Rabat - Ahead of a Wednesday summit in Brussel, the diplomatic rift between Washington and its strategic European allies, especially NATO members, is leaving many European politicians wondering whether the 70-year-old military alliance can survive Trump’s isolationism.
Rabat – Ahead of a Wednesday summit in Brussel, the diplomatic rift between Washington and its strategic European allies, especially NATO members, is leaving many European politicians wondering whether the 70-year-old military alliance can survive Trump’s isolationism.
Trump’s anti-Europe stance on tariffs and trade, together with his bold “America First” rhetoric, is threatening to disrupt the North Atlantic Treaty Organization’s (NATO) established reputation for “consensus and solidarity,” the Guardian noted yesterday.
Speaking to a crowd of supporters on Thursday last week, Donald Trump said that he would tell Europe that America can no longer afford to pay and provide for their security. “I’ll tell NATO you got to start paying your bills,” President Trump said. Direct and indirect investment combined, the US covers about 76 percent of the alliance’s expanses.
The president then recounted a conversation he had with German Chancellor Angela Merkel, when he supposedly told Merkel that America was seriously considering withdrawing its military personnel from Germany, as the US does not benefit from keeping military bases in the European country.
“You know Angela, I can’t guarantee it, but we’re protecting you and it means a lot more to you than protecting us because I don’t know how much protecting we get by protecting you.”
NATO will not ‘split asunder’
But Trump’s overt criticism of Europe is mitigated by American diplomats and strategists, most of whom continue to support American involvement in the collectivist agenda of NATO and similar multinational organizations.

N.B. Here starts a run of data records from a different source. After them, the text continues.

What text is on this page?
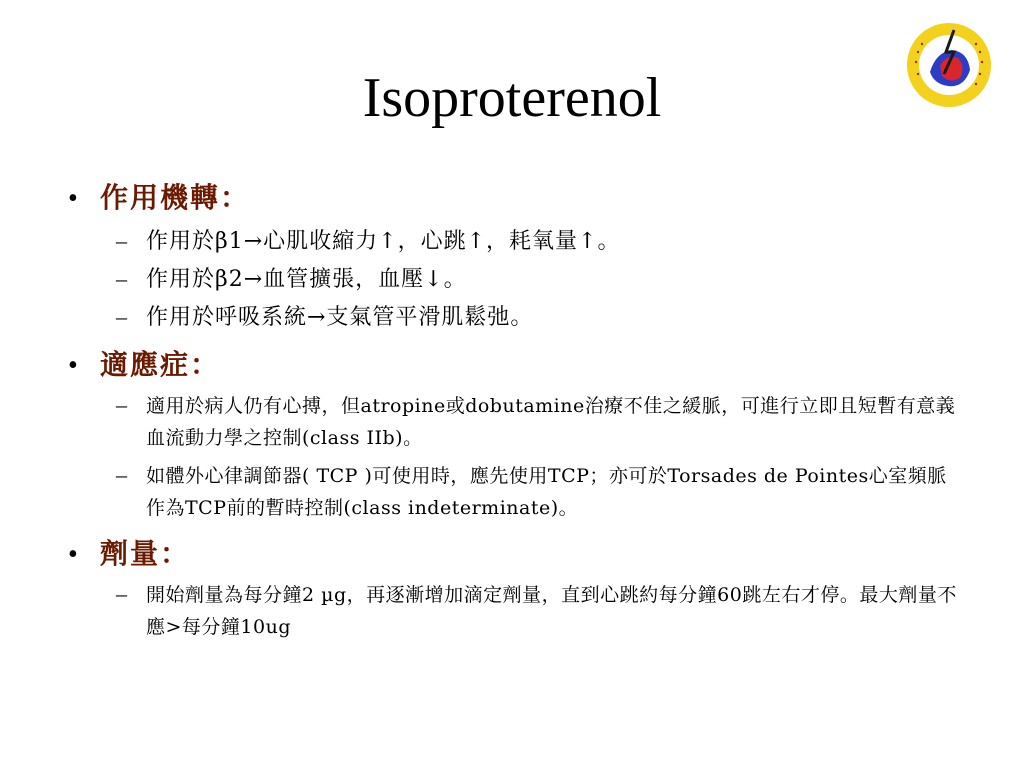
Isoproterenol
• 作用機轉：
– 作用於β1→心肌收縮力↑，心跳↑，耗氧量↑。
– 作用於β2→血管擴張，血壓↓。
– 作用於呼吸系統→支氣管平滑肌鬆弛。
• 適應症：
–	適用於病人仍有心搏，但atropine或dobutamine治療不佳之緩脈，可進行立即且短暫有意義血流動力學之控制(class IIb)。
–	如體外心律調節器( TCP )可使用時，應先使用TCP；亦可於Torsades de Pointes心室頻脈作為TCP前的暫時控制(class indeterminate)。
• 劑量：
–	開始劑量為每分鐘2 µg，再逐漸增加滴定劑量，直到心跳約每分鐘60跳左右才停。最大劑量不應>每分鐘10ug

The US NATO ambassador, Kay Bailey, said in a press briefing last week that America is committed to firm and strong cooperation with NATO allies to deal with common security challenges, including Russian interventions in Ukrainian affairs and its meddling in the UK.
For optimists like Ambassador Bailey, Trump will be survived by America’s alliances.
“The notion that NATO is going to split asunder I think is absurd,” said Professor Daniel Drezner of Tufts University. Drezner explained that NATO is a combination of countries and even continents that have so much in common that a single man cannot lead to its collapse.
But even so, the pessimist camp believes that Trump’s anti-globalization and isolationist rhetoric is not much of an exception. They argue that Trump’s ideas are part of a growing tendency in American public life, where many people feel tired of America having to resolve the world’s problems while it has many of its own that have not been solved in years.
A senior European official told the Guardian that, for all his brutal and undiplomatic take on foreign policy, Trump’s rhetoric is far from a one-off. The source explained that President Obama tried to pull America’s focus away from Europe, although in a more diplomatic way.
“The presidents have understood the fatigue of the Americans towards foreign involvement in their own different ways.”
Russia’s assertive regional and global role under President Putin has increased the perception of Russia as an “existential threat” for European countries, especially in the UK and France where there have been recent reports of Russian meddling in domestic affairs.
Many in Europe think that the declining solidarity and collectivist commitment within NATO will damage European security.
Disunity and disagreements within the alliance “would weaken [Europe] and provide new opportunities for countries like Russia to take advantage of that,” Erik Brattberg, director or the Carnegie Endowment Europe’s program said.
Europe’s world—in terms of security—would be “shattered” if things do not return to normal when Trump leaves the presidency, the senior European official further said.
Whatever America does is the most defining contributor—both in funds and military personnel—to the functioning of the 70-year-old security alliance. Leon Panetta, a former US defense secretary, said, “Europeans are scared to death” the US will bring its troops home from Europe in the face of mounting threats from Russia.
“They are scared to death. They are worried about a very unpredictable president of the United States. They are increasingly worried he is going to do things not based on what’s in their best interest, but solely on his vision of ‘America First,’” he said.